BC-IA--Iowa Weekend Exchange Digest, IA
AP-Iowa stories for July 14 and July 15. Members using Exchange stories should retain bylines and newspaper credit lines. If you have questions, please contact the desk at 515-243-3281.
For use Saturday, July 14, and thereafter.
DYSART, Iowa — The Main Street in Dysart is typical of those you find in other small Iowa communities — except for the giant gorge painted in the middle of the road. Despite the dilapidation the illusion represents, in actuality, it’s a step toward preservation for the community of just 1,300. In 2017, city leaders invited the Iowa Economic Development Authority to tour the town and make recommendations on how to attract more people to the community located 30 minutes outside Waterloo. Their advice: Be bold. By Linh Ta, Des Moines Register. SENT IN ADVANCE: 1185 words.

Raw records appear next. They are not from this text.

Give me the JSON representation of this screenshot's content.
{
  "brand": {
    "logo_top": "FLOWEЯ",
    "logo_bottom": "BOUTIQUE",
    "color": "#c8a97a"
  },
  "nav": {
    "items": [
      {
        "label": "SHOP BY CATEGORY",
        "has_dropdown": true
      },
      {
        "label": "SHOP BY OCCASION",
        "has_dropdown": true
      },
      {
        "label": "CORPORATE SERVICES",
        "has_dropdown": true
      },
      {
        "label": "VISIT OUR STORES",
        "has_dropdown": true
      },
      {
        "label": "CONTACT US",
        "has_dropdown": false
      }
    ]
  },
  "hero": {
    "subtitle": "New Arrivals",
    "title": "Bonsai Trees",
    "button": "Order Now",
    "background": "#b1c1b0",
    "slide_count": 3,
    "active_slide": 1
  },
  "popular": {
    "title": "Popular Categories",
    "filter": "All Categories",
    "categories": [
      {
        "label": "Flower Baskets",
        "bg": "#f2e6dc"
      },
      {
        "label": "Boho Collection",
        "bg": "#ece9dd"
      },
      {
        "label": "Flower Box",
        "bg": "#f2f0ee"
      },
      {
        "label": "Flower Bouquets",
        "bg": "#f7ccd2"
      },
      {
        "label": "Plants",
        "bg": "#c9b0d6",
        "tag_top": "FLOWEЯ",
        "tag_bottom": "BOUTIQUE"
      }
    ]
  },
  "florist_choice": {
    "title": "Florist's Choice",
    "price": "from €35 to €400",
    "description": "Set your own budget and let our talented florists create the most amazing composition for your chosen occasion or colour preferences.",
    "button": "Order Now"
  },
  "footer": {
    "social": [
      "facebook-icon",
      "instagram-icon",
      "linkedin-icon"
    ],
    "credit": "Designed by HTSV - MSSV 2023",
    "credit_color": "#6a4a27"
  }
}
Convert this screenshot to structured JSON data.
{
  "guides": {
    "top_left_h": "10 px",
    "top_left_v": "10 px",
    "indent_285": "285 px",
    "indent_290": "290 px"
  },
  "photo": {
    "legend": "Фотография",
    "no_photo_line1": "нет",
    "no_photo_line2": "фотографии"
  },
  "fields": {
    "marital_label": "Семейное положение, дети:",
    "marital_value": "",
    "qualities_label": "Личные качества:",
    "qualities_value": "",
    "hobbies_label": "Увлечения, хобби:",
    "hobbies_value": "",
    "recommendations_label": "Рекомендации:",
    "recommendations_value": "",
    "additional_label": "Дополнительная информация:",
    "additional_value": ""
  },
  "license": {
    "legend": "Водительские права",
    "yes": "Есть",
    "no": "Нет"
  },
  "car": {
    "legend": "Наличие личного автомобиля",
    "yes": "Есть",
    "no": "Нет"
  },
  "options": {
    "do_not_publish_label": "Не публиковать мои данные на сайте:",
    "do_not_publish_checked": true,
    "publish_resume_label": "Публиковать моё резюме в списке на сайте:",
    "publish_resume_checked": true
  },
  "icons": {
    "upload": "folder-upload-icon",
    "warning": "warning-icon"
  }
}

DUBUQUE, Iowa — Despite facing myriad challenges, local beekeepers and conservation officials are striving to preserve populations of honeybees and other critical pollinators. Bee populations today are facing threats on multiple fronts. The Telegraph Herald reports that honeybees and the beekeepers who tend their hives have dealt with a troubling decline many have attributed to colony collapse disorder. Beekeepers say that maintaining healthy populations more often hinges on identifying virus-carrying mites. By Jeff Montgomery, Telegraph Herald. SENT IN ADVANCE: 908 words.
For use Sunday, July 15, and thereafter.
EARLING, Iowa — Before surfacing the idea of building a distillery to his family, fourth-generation Earling farmer Pat Hoffmann kept it only as an idea for a year. His father, wife and five children farm 600 acres of land in Earling, but only 10 to 15 acres per year are used to grow the corn that makes Lonely Oak Distillery’s North Forty vodka. Currently, Lonely Oak sells to stores in Iowa, Nebraska and Connecticut. By Susan Payne, Daily Nonpareil. SENT IN ADVANCE: 807 words.
WATERLOO, Iowa — Rodney Lewis not only unleashed his culinary skills on the Cedar Valley last year when he opened Rodney’s Kitchen in downtown Waterloo, he opened his doors and his heart to underprivileged children. For a second summer, Rodney’s Kitchen is giving away free sack lunches to children who don’t always have access to midday meals. This year, he’s launched a work skills program for teenagers looking to earn money over the summer. Lewis teaches the kids outdoor skills that can help them earn some cash. By Kristin Guess, Waterloo-Cedar Falls Courier. SENT IN ADVANCE: 473 words.